1) Figure out exactly what you want to do. Write specs? Write the most
difficult code? Mentor other engineers?

2) Look carefully to see if the position exists after all, with some non-
obvious name.

3) If not, figure out what employer or class of employer would have such a
position.

4) Apply.

------
shorttime
Do you want to stay at the same company? There's always the option of moving
on to something new with more opportunities. Being able to do that opens a lot
of doors and one can climb the ladder quicker rather than waiting for someone
to retire/leave. The reason I say this is because many companies only promote
people based upon the company's _need_ and not the individual worker's merit.

------
rms
If anyone is looking for a product job, I just came across one of those rare
awesome product jobs.

Mention that you saw the job listing via my comment on Hacker News and I'll
split the "unusually large" referral reward with you or give the whole thing
to your favorite charity.

<http://asana.com/jobs#PM>

------
paolomaffei
I'm sorry but don't you a have a Project Manager position in your company for
overseeing whole projects?

------
CyberFonic
You must be a very capable senior engineer. Management will not promote
someone who does good work, reliably.

You might have to gain some leadership experience in an alternative way.
Something outside of your work like sports, charities, politics, arts -
something that interests you.

------
greyman
Where I work, if one doesn't want to be a manager, he can go up by being
Architect and then Senior architect. Those roles doesn't require leadership
experience...simply, the best engineers who doesn't want to manage people will
become architects.

------
amorphid
If you want to move up and you don't want to be a low level manager, I see two
options:

1) Join a company with a technical track for higly skilled individual
contributors. 2) Become a consultant.

------
maxawaytoolong
It's easy to become a CTO at a small enough startup.

------
locopati
Even in a team where there is no architect or tech lead, there's room for
leadership. What parts of the process don't flow smoothly? How well is
information shared within the team and to other groups that you work with? Who
makes decisions about the planning and organization of dev projects?
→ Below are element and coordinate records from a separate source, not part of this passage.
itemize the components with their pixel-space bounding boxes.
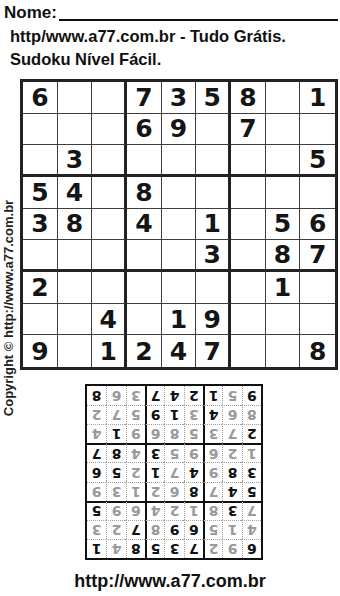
cell-r2c7: 7 bbox=[231, 114, 266, 146]
cell-r9c3: 1 bbox=[92, 335, 127, 367]
cell-r6c5[interactable] bbox=[162, 240, 197, 272]
cell-r4c5[interactable] bbox=[162, 177, 197, 209]
solution-cell-r1c3: 2 bbox=[203, 539, 222, 558]
cell-r6c1[interactable] bbox=[23, 240, 58, 272]
footer-url: http://www.a77.com.br bbox=[0, 571, 340, 592]
cell-r9c1: 9 bbox=[23, 335, 58, 367]
solution-cell-r6c9: 7 bbox=[87, 443, 106, 462]
cell-r6c2[interactable] bbox=[58, 240, 93, 272]
solution-cell-r3c6: 4 bbox=[145, 501, 164, 520]
cell-r1c5: 3 bbox=[162, 82, 197, 114]
solution-cell-r9c9: 8 bbox=[87, 386, 106, 405]
cell-r7c7[interactable] bbox=[231, 272, 266, 304]
solution-cell-r5c7: 2 bbox=[126, 462, 145, 481]
cell-r1c6: 5 bbox=[196, 82, 231, 114]
cell-r7c8: 1 bbox=[266, 272, 301, 304]
cell-r8c2[interactable] bbox=[58, 304, 93, 336]
solution-cell-r2c4: 6 bbox=[184, 520, 203, 539]
cell-r1c3[interactable] bbox=[92, 82, 127, 114]
cell-r8c9[interactable] bbox=[300, 304, 335, 336]
solution-cell-r6c4: 9 bbox=[184, 443, 203, 462]
cell-r1c1: 6 bbox=[23, 82, 58, 114]
cell-r2c4: 6 bbox=[127, 114, 162, 146]
solution-cell-r9c8: 6 bbox=[106, 386, 125, 405]
cell-r3c3[interactable] bbox=[92, 145, 127, 177]
solution-cell-r1c1: 6 bbox=[242, 539, 261, 558]
solution-cell-r3c8: 9 bbox=[106, 501, 125, 520]
cell-r8c5: 1 bbox=[162, 304, 197, 336]
name-underline bbox=[59, 5, 338, 21]
cell-r3c6[interactable] bbox=[196, 145, 231, 177]
cell-r5c5[interactable] bbox=[162, 209, 197, 241]
cell-r7c9[interactable] bbox=[300, 272, 335, 304]
cell-r2c8[interactable] bbox=[266, 114, 301, 146]
solution-cell-r2c2: 1 bbox=[222, 520, 241, 539]
solution-cell-r6c7: 4 bbox=[126, 443, 145, 462]
cell-r3c8[interactable] bbox=[266, 145, 301, 177]
cell-r5c8: 5 bbox=[266, 209, 301, 241]
solution-cell-r3c1: 7 bbox=[242, 501, 261, 520]
cell-r2c3[interactable] bbox=[92, 114, 127, 146]
solution-cell-r8c9: 2 bbox=[87, 405, 106, 424]
solution-cell-r1c9: 1 bbox=[87, 539, 106, 558]
solution-cell-r8c6: 9 bbox=[145, 405, 164, 424]
solution-cell-r4c9: 9 bbox=[87, 482, 106, 501]
cell-r8c6: 9 bbox=[196, 304, 231, 336]
solution-cell-r1c2: 9 bbox=[222, 539, 241, 558]
solution-cell-r1c8: 4 bbox=[106, 539, 125, 558]
cell-r6c4[interactable] bbox=[127, 240, 162, 272]
solution-cell-r2c5: 9 bbox=[164, 520, 183, 539]
solution-cell-r4c8: 3 bbox=[106, 482, 125, 501]
cell-r4c2: 4 bbox=[58, 177, 93, 209]
solution-cell-r4c2: 4 bbox=[222, 482, 241, 501]
solution-cell-r4c4: 8 bbox=[184, 482, 203, 501]
solution-cell-r3c3: 8 bbox=[203, 501, 222, 520]
solution-cell-r3c9: 5 bbox=[87, 501, 106, 520]
solution-cell-r2c8: 2 bbox=[106, 520, 125, 539]
cell-r3c2: 3 bbox=[58, 145, 93, 177]
cell-r3c1[interactable] bbox=[23, 145, 58, 177]
solution-cell-r7c5: 8 bbox=[164, 424, 183, 443]
solution-cell-r9c4: 2 bbox=[184, 386, 203, 405]
solution-cell-r2c9: 3 bbox=[87, 520, 106, 539]
cell-r1c9: 1 bbox=[300, 82, 335, 114]
solution-cell-r6c3: 6 bbox=[203, 443, 222, 462]
solution-cell-r5c4: 4 bbox=[184, 462, 203, 481]
cell-r8c7[interactable] bbox=[231, 304, 266, 336]
solution-cell-r4c3: 7 bbox=[203, 482, 222, 501]
solution-cell-r2c3: 5 bbox=[203, 520, 222, 539]
cell-r7c3[interactable] bbox=[92, 272, 127, 304]
cell-r7c5[interactable] bbox=[162, 272, 197, 304]
solution-cell-r2c7: 7 bbox=[126, 520, 145, 539]
cell-r8c3: 4 bbox=[92, 304, 127, 336]
solution-grid: 6927358414156987237381246955478621393894… bbox=[85, 384, 263, 560]
solution-cell-r1c5: 3 bbox=[164, 539, 183, 558]
solution-cell-r9c6: 7 bbox=[145, 386, 164, 405]
solution-cell-r4c6: 2 bbox=[145, 482, 164, 501]
solution-cell-r3c4: 1 bbox=[184, 501, 203, 520]
solution-cell-r9c1: 9 bbox=[242, 386, 261, 405]
solution-cell-r6c6: 3 bbox=[145, 443, 164, 462]
cell-r1c4: 7 bbox=[127, 82, 162, 114]
cell-r2c5: 9 bbox=[162, 114, 197, 146]
name-row: Nome: bbox=[4, 4, 338, 23]
cell-r2c6[interactable] bbox=[196, 114, 231, 146]
solution-cell-r9c3: 1 bbox=[203, 386, 222, 405]
cell-r8c8[interactable] bbox=[266, 304, 301, 336]
cell-r4c8[interactable] bbox=[266, 177, 301, 209]
solution-cell-r8c5: 1 bbox=[164, 405, 183, 424]
solution-cell-r9c5: 4 bbox=[164, 386, 183, 405]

Who
brings new hires up-to-speed and mentors them? There are lots of places where
you can take on more than just dev work and you never know where that can
lead.

Mind you, I don't see anything wrong with being a Senior Dev if that's what
you're happy doing. In general, I think there's value in an experienced
developer who enjoys their work, can articulate technical concerns to the non-
technical, mentor new tech hires, and carry some institutional memory.